Beware of the nuances of email
Last week I met my boss face-to-face for the first time. I've been working with him for more than two years — via phone and e-mail. I had never seen him, but I had a general idea of what he looked like because over time he had tossed me clues about his appearance. At least I thought he had.
I spend a lot of time writing about appearance and its impact on career success. I've been known to say things like: People judge you in the first three seconds they see you; good-looking people make more money than unattractive people; going to the gym regularly improves your chances of success. Invariably, in response to such columns, my boss will send me a self-deprecating e-mail. He's a funny guy, and to his credit, his e-mails about his looks are usually funny. For example, in reference to the column about good-looking people getting raises, he wrote: “Now I understand why I am making peanuts.”
Or something like that. It is not a direct quote because I didn't save his emails. In fact, based on the messages he sent to me, I thought I would be getting a new boss shortly because he implied he was so incredibly obese that he might die of a heart attack any day. My mental image of him grew more extreme with the arrival of each successive e-mail.
By the time I met my boss at the airport last week, I had begun to envision him as so enormous that he needed a special chair. So you can imagine my surprise when I found myself greeting someone who is physically fit and (it turns out) plays tennis regularly. Clearly, he's not obese, he's just funny. He was sending humorous e-mails that I was misreading. This is what happens in e-mail relationships: People create pictures based on their best guesses. (Or their most desperate guesses. If I was thinking of dating my editor, perhaps I would have imagined him as really good looking.)
The lesson here? Be careful what you write about yourself to someone who never sees you. This goes beyond discussing your looks. For example, suppose you're an over-achiever, but you make jokes about slacking off. Your recipient doesn't know that you work your tail off and you're only being self-deprecating. There's a fine line between being self-deprecating and being revealing, and it isn't visible in e-mail.
As soon as I realized that I had been misreading my editor's e-mails, I started discovering other e-mail nuance problems.
My brother, an investment banker, is working on a large client's overseas business deal that's been widely publicized in the business press. He received a message with the subject line, URGENT!!, from a staff administrator. So he opened it nervously, thinking the deal had collapsed. It turned out that the administrator needed to know how much of his American Express bill would be charged to this particular client.

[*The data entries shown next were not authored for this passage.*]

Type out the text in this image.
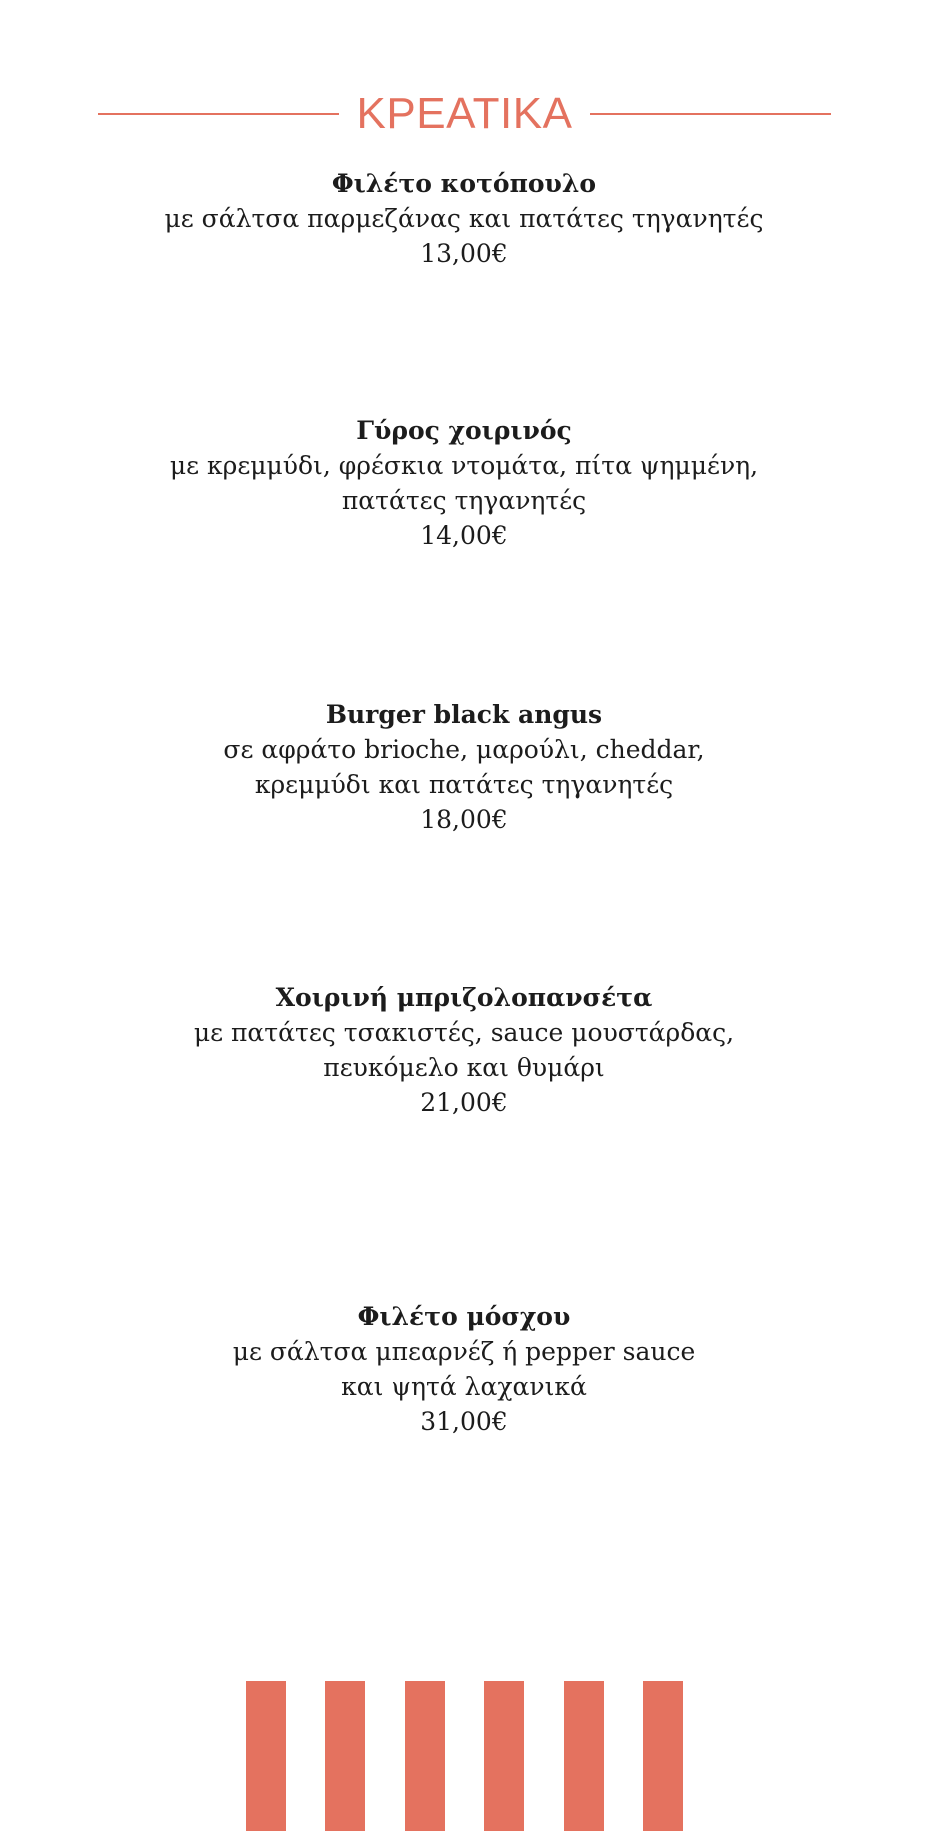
ΚΡΕΑΤΙΚΑ

Φιλέτο κοτόπουλο

με σάλτσα παρμεζάνας και πατάτες τηγανητές

13,00€

Γύρος χοιρινός

με κρεμμύδι, φρέσκια ντομάτα, πίτα ψημμένη,

πατάτες τηγανητές

14,00€

Burger black angus

σε αφράτο brioche, μαρούλι, cheddar,

κρεμμύδι και πατάτες τηγανητές

18,00€

Χοιρινή μπριζολοπανσέτα

με πατάτες τσακιστές, sauce μουστάρδας,

πευκόμελο και θυμάρι

21,00€

Φιλέτο μόσχου

με σάλτσα μπεαρνέζ ή pepper sauce

και ψητά λαχανικά

31,00€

Now this company is so large it could pay every AMEX customer's bill for several months without severely impacting its bottom line. Obviously, the client wasn't worried about my brother's charges. And my brother wasn't in trouble. But by using the URGENT!! subject line, the administrator inadvertently tipped every one off that she was in trouble for not getting this information sooner. A more astute way for her to address her problem would have been to say in her e-mail, “Please get back to me with this information by the end of the day today.”
Inappropriate e-mail addresses comprise another harmful nuance category. The address billandmary@aol.com is ridiculous in business. Only use a joint address for business correspondence if you and your spouse/partner are applying for a job you'll do together. College career advisor Julia Overton-Healy of Mansfield, Pa., [what college, why mention her out of the blue?] has seen it all: keggerboy and even youwantapieceofme. Surely if you are reading this column you are beyond keggerboy. But analyze your e-mail address critically, paying heed to both sides of the @: bill@keggerboy.com is not an improvement over keggerboy@aol.com. .
E-mail nuances can betray you in the halls of corporate America as easily as verbal nuances. They can turn otherwise well crafted communications into undermining menaces. Even worse, your seemingly clever e-mails may become a company joke and end up serving as fodder for columns like mine.